While admitting to having repeatedly raped her, he rejected his daughter’s allegations that he had chained her to the cellar wall and kept her ‘like an animal’, claiming he had been kind to the ‘second family’ he kept in the cellar. He admitted that the children were his own, the offspring of incest with his own daughter, and subsequent DNA tests confirmed that he was their father. However, the police did not understand why he had decided that three of the children – Lisa, 16; Monika, 14 and Alexander, 12 – should live upstairs with him and his wife and go to school, while the other three – Kerstin, 19; Stefan, 18 and Felix, 5 – should remain downstairs in their subterranean prison. Asked by police how he had come to that decision, Fritzl told them he had feared the noise of their cries might lead to their discovery. ‘They were sickly and cried too much in the cellar for my liking,’ he said.

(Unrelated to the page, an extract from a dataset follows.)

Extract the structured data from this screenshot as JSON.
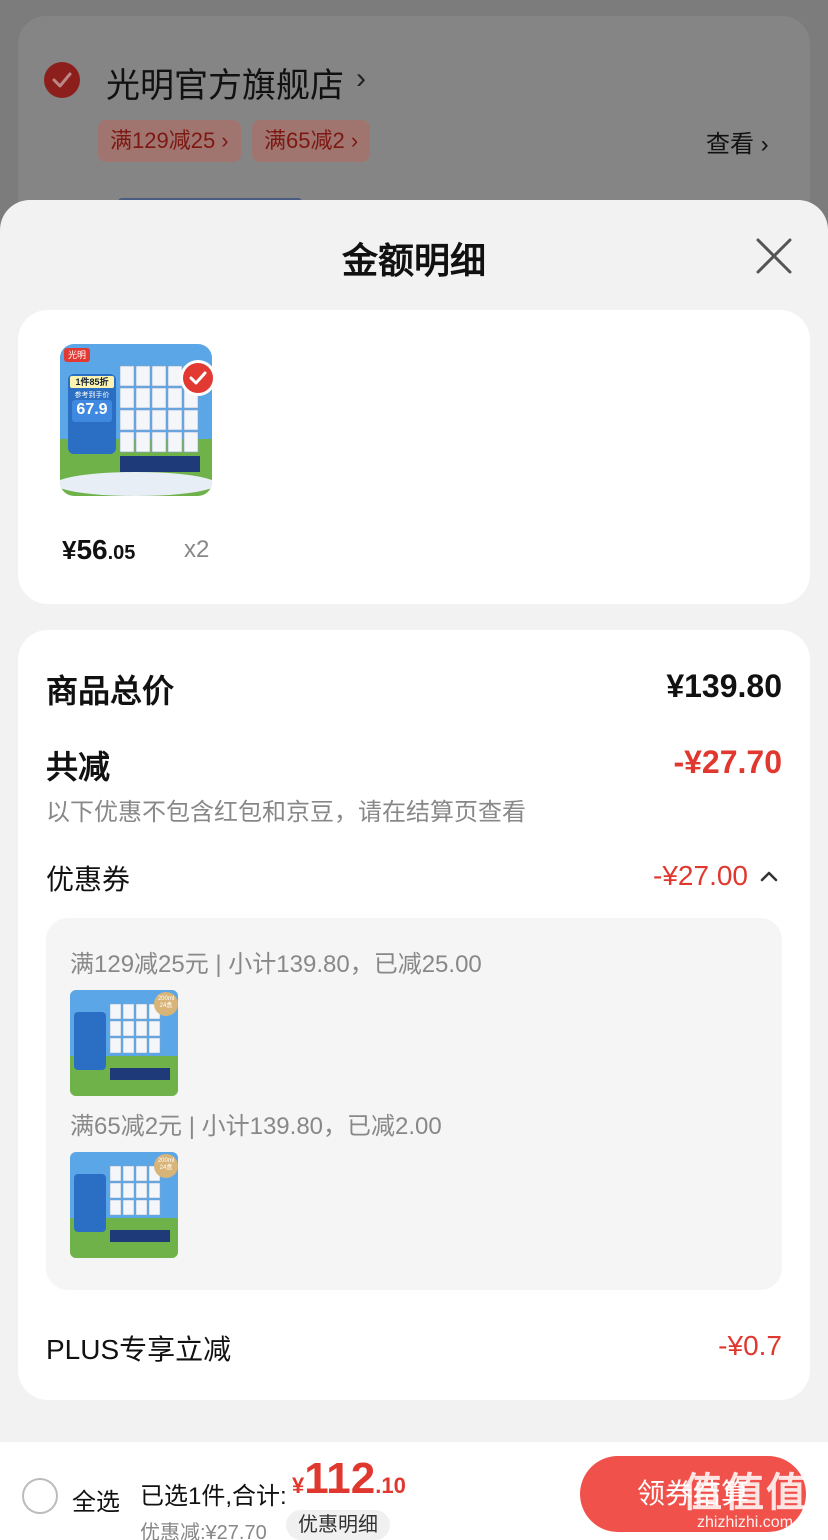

There had been another child, Alexander’s twin, who had died at just three days old, back in 1996. The infant’s sex has not been determined, but it is now thought to have been a boy and has posthumously been named Michael. Fritzl had taken the child’s tiny body and burnt it in the furnace that provides hot water and central heating for the family home that lay just beyond the steel door in the more open part of the cellar.

Fritzl confessed in an almost matter-of-fact manner to the abduction and rape of his daughter, and to the imprisonment and enslavement of Elisabeth and their children, as well to incinerating the body of Michael. Otherwise, he was not particularly forthcoming during his interrogation, officers said. He did not bother to explain himself; he just said he was ‘sorry’ for his family and announced that he wanted to be left in peace.

Despite the DNA tests confirming that Fritzl fathered the cellar children, in court he may yet plead not guilty to rape, incest and false imprisonment. His lawyer Rudolf Mayer declared, ‘The allegations of rape and enslaving people have not been proved. We need to reassess the confessions made so far.’ It is also widely believed that he will be angling for a plea of insanity.

‘Every case that has got a psychological background is interesting,’ said Mayer. ‘We defence lawyers believe that there are good souls …’ He added that Fritzl was ‘a shattered and ruined man. He is emotionally broken.’

Fritzl showed no emotion when he was remanded in custody while the police continued their investigation of the whole grizzly story. He faces up to 15 years in prison, if convicted on rape charges, although he could be charged with ‘murder through failure to act’ in connection with the infant Michael’s death. That is punishable by up to 20 years in prison. A second murder charge could await if Kerstin did not recover from her critical state. However, Josef Fritzl is already 73 and unlikely to serve the full term of any sentence the courts might impose. There is no death penalty in Austria and, as he has managed to remain undetected for so long, he will effectively escape without punishment. Even if he could be executed, it would hardly expiate his crime. As it is, he is in a poor state of health and it is thought unlikely that he will live long enough to stand trial.